Editorial : intégrer l'Europe au Japon

La soirée du 1er février à Europa House, l’ambassade de la commission à Tokyo, pour célébrer l’entrée en vigueur de l’accord de libre-échange entre l’Union Européenne et le Japon le même jour, aurait converti les plus eurosceptiques.

« Je vais devoir convaincre ma femme de ne pas faire un bakugai (une “explosion de courses”) européen », plaisantait le ministre de l’Économie Toshimitsu Motegi devant un parterre de diplomates hilares, terminant son discours par une sorte d’Eurovision sonore : « Thank you, gracias, grazie, merci beaucoup ! » et le vice-ministre des finances Shinichi Isa de renchérir : « à minuit, les douanes appliqueront l’accord ! »

Le 1er février fut une date historique pour le Japon et l’Union Européenne. L’accord de partenariat économique entre les deux puissances est entré en vigueur à minuit. Il supprimera 99% et 97% des lignes tarifaires européennes et japonaises, sur une zone de 600 millions de personnes qui représentent 30% du PIB et 40% du commerce mondial. Les négociateurs ont calculé qu’il se traduira par une hausse de 2,7 milliards d’euros par an de chiffre d’affaires en plus pour les exportateurs européens, et 2,3 milliards d’euros pour les exportateurs japonais. Un des aspects les plus épineux de la négociation fût que Japonais et Européens ne négociaient pas exactement la même chose. Les premiers souhaitaient abaisser les barrières tarifaires de l’Union Européenne (en particulier sur le secteur automobile), tandis que les seconds avaient des revendications sur les barrières non tarifaires. Un certain nombre de ces dernières a été levé : fin de la “clause de sécurité” dans le ferroviaire (par laquelle les compagnies ferroviaires nippones influaient sur leurs propres normes), fin progressive des discriminations envers les concurrents européens lors des appels d’offres publics...

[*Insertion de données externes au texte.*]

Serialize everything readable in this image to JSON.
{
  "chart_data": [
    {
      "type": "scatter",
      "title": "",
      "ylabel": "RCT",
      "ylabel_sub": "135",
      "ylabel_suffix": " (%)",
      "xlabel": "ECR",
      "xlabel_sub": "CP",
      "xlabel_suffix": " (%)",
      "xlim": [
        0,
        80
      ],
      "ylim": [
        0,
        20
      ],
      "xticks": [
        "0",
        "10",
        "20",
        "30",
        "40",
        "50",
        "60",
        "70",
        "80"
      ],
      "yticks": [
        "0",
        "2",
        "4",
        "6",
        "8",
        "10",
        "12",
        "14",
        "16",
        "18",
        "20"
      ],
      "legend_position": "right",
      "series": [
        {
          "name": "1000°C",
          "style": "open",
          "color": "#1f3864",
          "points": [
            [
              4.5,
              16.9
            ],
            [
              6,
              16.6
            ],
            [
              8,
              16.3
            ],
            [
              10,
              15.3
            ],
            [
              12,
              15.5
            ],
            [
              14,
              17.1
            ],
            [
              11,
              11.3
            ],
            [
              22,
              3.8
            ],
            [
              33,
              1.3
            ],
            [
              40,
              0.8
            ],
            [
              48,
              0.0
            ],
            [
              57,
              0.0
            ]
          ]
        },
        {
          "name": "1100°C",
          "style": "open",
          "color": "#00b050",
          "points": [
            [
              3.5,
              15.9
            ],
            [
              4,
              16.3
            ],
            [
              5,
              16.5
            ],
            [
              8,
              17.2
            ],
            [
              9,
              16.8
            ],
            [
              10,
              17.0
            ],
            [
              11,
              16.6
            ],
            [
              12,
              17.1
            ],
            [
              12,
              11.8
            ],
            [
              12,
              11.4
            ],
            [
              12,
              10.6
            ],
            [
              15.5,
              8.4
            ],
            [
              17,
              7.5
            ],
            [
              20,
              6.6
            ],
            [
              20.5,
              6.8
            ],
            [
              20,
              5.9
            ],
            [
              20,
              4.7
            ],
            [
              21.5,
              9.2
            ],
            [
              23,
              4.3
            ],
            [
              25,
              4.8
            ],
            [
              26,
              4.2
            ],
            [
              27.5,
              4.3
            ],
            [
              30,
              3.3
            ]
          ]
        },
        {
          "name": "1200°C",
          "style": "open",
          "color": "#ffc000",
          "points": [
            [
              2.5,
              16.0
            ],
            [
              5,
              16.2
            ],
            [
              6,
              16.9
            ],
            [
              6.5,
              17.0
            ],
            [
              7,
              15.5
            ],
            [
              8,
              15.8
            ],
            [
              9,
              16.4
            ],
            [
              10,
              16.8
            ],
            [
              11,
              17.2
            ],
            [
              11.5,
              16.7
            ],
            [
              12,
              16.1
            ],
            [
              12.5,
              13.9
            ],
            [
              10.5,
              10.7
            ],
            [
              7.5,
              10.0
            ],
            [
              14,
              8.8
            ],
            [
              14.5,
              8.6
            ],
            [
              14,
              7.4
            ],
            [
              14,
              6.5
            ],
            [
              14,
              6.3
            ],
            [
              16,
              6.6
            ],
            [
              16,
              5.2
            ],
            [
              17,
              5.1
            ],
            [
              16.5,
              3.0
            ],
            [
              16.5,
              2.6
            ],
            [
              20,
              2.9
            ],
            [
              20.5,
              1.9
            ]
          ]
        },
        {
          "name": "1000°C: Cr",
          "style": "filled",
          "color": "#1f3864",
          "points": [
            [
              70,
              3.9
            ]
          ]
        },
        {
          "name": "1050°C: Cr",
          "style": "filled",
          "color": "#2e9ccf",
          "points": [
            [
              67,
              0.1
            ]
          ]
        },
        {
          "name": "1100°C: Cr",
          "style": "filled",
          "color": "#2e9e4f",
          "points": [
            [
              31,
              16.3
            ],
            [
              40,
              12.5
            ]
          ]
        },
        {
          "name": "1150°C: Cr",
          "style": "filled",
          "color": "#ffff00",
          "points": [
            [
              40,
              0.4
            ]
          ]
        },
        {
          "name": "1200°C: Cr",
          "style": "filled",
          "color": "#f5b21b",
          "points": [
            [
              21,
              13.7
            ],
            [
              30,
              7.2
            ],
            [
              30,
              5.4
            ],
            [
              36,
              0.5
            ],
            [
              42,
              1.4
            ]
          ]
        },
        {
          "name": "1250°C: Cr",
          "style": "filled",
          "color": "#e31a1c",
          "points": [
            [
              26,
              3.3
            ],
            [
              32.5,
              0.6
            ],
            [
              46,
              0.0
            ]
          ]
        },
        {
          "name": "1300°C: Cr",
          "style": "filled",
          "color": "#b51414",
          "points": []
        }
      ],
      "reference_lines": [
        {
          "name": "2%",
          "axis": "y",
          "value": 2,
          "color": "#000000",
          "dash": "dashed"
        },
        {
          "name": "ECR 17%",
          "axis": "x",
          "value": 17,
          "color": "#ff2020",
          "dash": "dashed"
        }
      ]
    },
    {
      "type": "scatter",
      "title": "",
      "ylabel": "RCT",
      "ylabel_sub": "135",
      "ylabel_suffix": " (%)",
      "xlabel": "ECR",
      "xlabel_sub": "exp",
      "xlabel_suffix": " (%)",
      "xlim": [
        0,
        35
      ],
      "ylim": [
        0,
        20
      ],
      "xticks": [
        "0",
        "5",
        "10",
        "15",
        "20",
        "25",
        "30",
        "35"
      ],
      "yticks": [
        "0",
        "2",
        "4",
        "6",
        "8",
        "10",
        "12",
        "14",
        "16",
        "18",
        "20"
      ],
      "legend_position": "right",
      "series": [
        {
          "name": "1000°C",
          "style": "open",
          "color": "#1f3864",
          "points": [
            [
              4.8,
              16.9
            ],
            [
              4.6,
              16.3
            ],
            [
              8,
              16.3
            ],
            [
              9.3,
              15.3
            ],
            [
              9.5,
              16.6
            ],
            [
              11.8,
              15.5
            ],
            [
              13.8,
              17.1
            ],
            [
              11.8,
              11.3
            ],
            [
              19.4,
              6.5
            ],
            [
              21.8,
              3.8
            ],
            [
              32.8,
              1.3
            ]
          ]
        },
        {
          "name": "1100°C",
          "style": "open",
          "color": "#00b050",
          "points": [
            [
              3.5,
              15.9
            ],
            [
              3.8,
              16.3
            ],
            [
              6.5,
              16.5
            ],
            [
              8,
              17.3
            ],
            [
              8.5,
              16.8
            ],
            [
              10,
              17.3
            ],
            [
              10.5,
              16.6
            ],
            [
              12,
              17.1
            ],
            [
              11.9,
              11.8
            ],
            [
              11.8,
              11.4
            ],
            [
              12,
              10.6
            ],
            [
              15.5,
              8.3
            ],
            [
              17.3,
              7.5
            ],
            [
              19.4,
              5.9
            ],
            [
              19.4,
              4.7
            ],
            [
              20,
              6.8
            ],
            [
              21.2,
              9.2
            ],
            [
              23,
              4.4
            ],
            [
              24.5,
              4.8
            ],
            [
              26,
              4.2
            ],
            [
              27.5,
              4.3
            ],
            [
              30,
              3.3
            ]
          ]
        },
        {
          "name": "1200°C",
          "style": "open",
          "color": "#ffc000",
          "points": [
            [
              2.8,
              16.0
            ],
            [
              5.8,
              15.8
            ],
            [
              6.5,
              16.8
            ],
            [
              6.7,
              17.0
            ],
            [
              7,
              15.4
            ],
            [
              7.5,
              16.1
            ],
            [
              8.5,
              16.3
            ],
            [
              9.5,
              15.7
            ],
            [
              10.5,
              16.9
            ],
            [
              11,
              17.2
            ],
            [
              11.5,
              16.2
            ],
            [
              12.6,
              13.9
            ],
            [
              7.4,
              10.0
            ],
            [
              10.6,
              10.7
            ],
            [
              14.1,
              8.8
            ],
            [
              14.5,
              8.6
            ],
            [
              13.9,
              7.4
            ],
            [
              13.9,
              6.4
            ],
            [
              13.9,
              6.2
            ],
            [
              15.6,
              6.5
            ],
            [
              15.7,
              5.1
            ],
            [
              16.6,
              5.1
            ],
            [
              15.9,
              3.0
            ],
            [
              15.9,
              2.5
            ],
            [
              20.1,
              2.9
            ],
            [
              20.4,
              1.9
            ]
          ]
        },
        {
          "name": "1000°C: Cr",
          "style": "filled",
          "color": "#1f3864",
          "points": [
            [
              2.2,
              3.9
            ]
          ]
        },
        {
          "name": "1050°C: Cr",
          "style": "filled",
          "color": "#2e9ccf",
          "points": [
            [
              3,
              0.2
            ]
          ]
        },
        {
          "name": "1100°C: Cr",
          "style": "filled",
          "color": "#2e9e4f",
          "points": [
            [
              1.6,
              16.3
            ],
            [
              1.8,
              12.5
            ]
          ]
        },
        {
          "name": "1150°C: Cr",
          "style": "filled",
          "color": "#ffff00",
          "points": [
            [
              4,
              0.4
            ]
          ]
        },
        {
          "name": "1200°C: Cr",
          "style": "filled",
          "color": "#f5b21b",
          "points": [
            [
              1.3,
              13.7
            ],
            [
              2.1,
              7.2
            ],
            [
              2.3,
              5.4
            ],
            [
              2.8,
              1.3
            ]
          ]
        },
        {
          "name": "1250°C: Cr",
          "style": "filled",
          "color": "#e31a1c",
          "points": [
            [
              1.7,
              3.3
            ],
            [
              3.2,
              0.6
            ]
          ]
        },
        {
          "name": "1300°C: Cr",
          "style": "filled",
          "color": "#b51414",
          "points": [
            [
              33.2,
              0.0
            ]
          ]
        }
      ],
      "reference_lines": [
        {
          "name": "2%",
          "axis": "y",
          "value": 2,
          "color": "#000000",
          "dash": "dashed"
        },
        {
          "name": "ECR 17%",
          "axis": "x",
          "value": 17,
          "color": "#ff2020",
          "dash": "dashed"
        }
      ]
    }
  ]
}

Le Japon a enfin consenti à reconnaître les indications géographiques (IG) européennes. 200 IG environ jouissent désormais de la même protection au Japon qu’en Europe. Par réciprocité, le Japon dresse désormais sa propre liste d’IGs, déjà riche de 73 noms, de la laque de Joboji au bœuf marbré de Kumamoto, en passant par les tomates Nango. Cette conversion est sans doute très importante : elle met l’accent sur les “terroirs” de l’Archipel, met en lumière les artisans les plus exigeants, leur permet créer de la valeur économique, gastronomique, touristique... Un authentique rapprochement philosophique entre le Japon et l’Union Européenne, d’excellente augure.